Pas financièrement, je vous rassure, pas d'un centime - plutôt le contraire, sur ce plan, comme beaucoup de militants qui donnent temps et argent.
Mais je me suis enrichie au contact de celles et ceux que j'ai croisé-e-s depuis 22 ans, et grâce à tout ce que j'ai pu vivre dans ce Parti. Enrichie en ouverture d'esprit, en rencontres, de gens différents, et d'idées diverses. Et j'ai beaucoup, beaucoup appris.

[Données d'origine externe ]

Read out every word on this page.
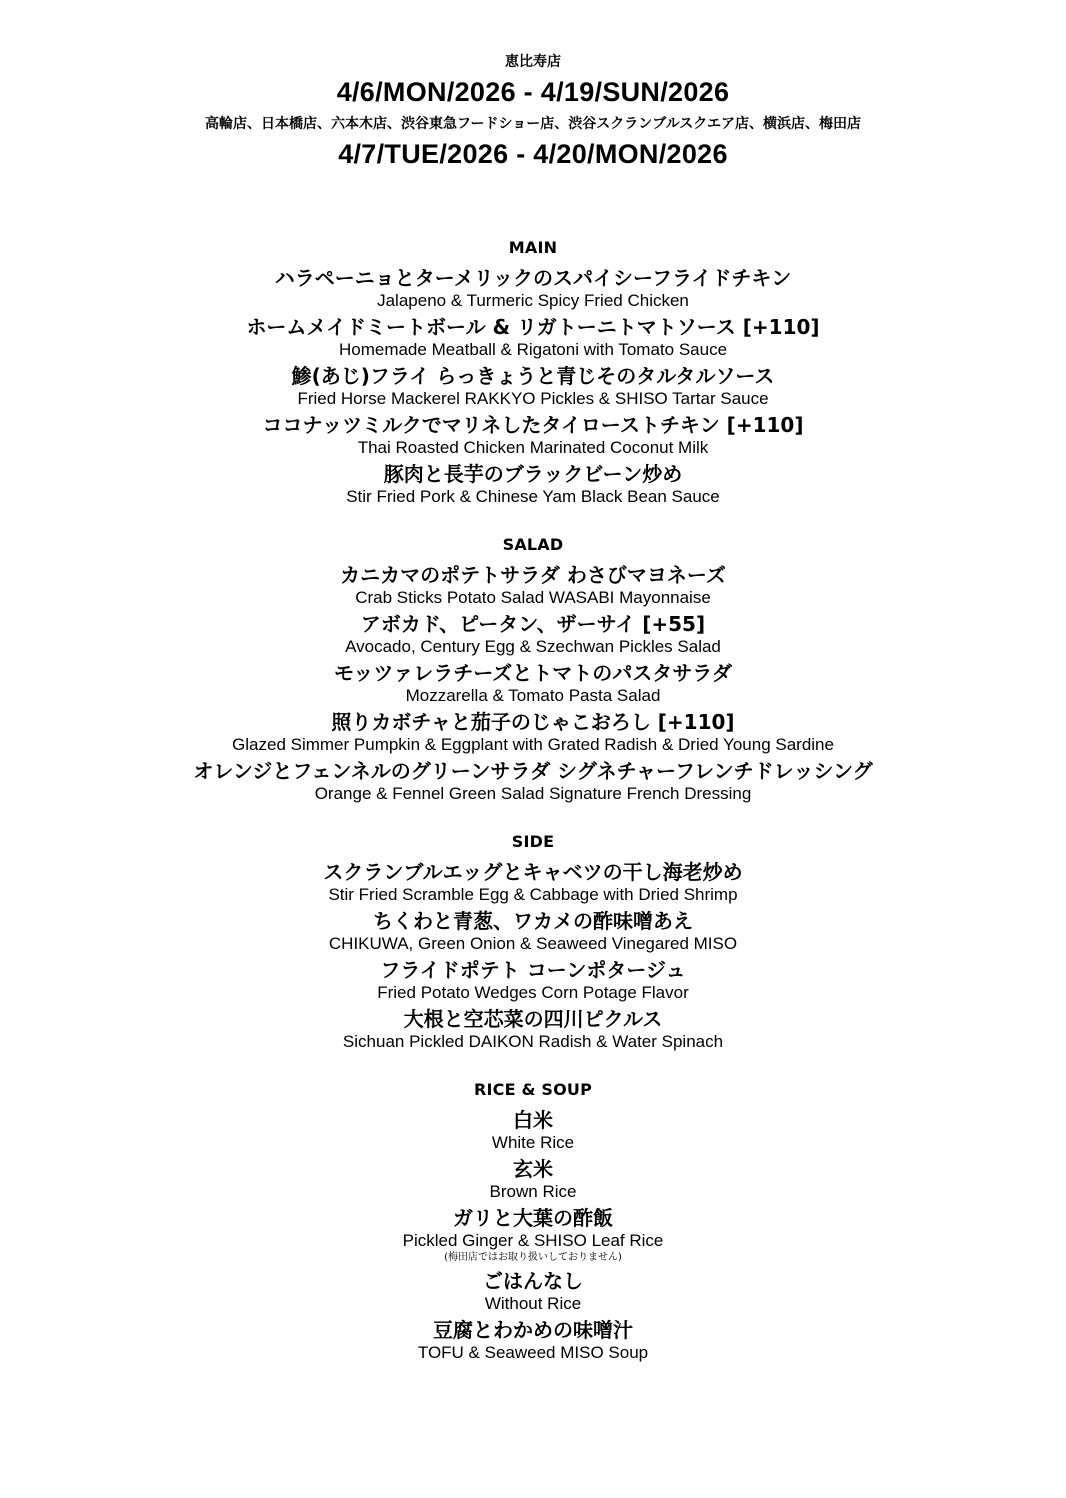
恵比寿店

4/6/MON/2026 - 4/19/SUN/2026

高輪店、日本橋店、六本木店、渋谷東急フードショー店、渋谷スクランブルスクエア店、横浜店、梅田店

4/7/TUE/2026 - 4/20/MON/2026

MAIN

ハラペーニョとターメリックのスパイシーフライドチキン

Jalapeno & Turmeric Spicy Fried Chicken

ホームメイドミートボール & リガトーニトマトソース [+110]

Homemade Meatball & Rigatoni with Tomato Sauce

鯵(あじ)フライ らっきょうと青じそのタルタルソース

Fried Horse Mackerel RAKKYO Pickles & SHISO Tartar Sauce

ココナッツミルクでマリネしたタイローストチキン [+110]

Thai Roasted Chicken Marinated Coconut Milk

豚肉と長芋のブラックビーン炒め

Stir Fried Pork & Chinese Yam Black Bean Sauce

SALAD

カニカマのポテトサラダ わさびマヨネーズ

Crab Sticks Potato Salad WASABI Mayonnaise

アボカド、ピータン、ザーサイ [+55]

Avocado, Century Egg & Szechwan Pickles Salad

モッツァレラチーズとトマトのパスタサラダ

Mozzarella & Tomato Pasta Salad

照りカボチャと茄子のじゃこおろし [+110]

Glazed Simmer Pumpkin & Eggplant with Grated Radish & Dried Young Sardine

オレンジとフェンネルのグリーンサラダ シグネチャーフレンチドレッシング

Orange & Fennel Green Salad Signature French Dressing

SIDE

スクランブルエッグとキャベツの干し海老炒め

Stir Fried Scramble Egg & Cabbage with Dried Shrimp

ちくわと青葱、ワカメの酢味噌あえ

CHIKUWA, Green Onion & Seaweed Vinegared MISO

フライドポテト コーンポタージュ

Fried Potato Wedges Corn Potage Flavor

大根と空芯菜の四川ピクルス

Sichuan Pickled DAIKON Radish & Water Spinach

RICE & SOUP

白米

White Rice

玄米

Brown Rice

ガリと大葉の酢飯

Pickled Ginger & SHISO Leaf Rice

(梅田店ではお取り扱いしておりません)

ごはんなし

Without Rice

豆腐とわかめの味噌汁

TOFU & Seaweed MISO Soup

Je ne pense pas que ce large éventail de points de vue qui caractérise depuis longtemps le Parti Socialiste soit une faiblesse intrinsèque. Au contraire. Je préfère la confrontation d'idées différentes, parfois même opposées, à la déclinaison d'un dogme unique. J'aimerais espérer que cela se poursuive, que la clarification et le retour aux fondamentaux s'accompagnent de cette capacité à rassembler des pensées non uniformes et libres.
Mais maintenant, ce sera sans moi.
Pour autant, socialiste je suis, socialiste je reste.
Je vous dis au-revoir, mais peut-être, sans doute, je l'espère, nous retrouverons nous, à travers les réseaux, sociaux ou humains, ici ou là.
Merci de votre attention.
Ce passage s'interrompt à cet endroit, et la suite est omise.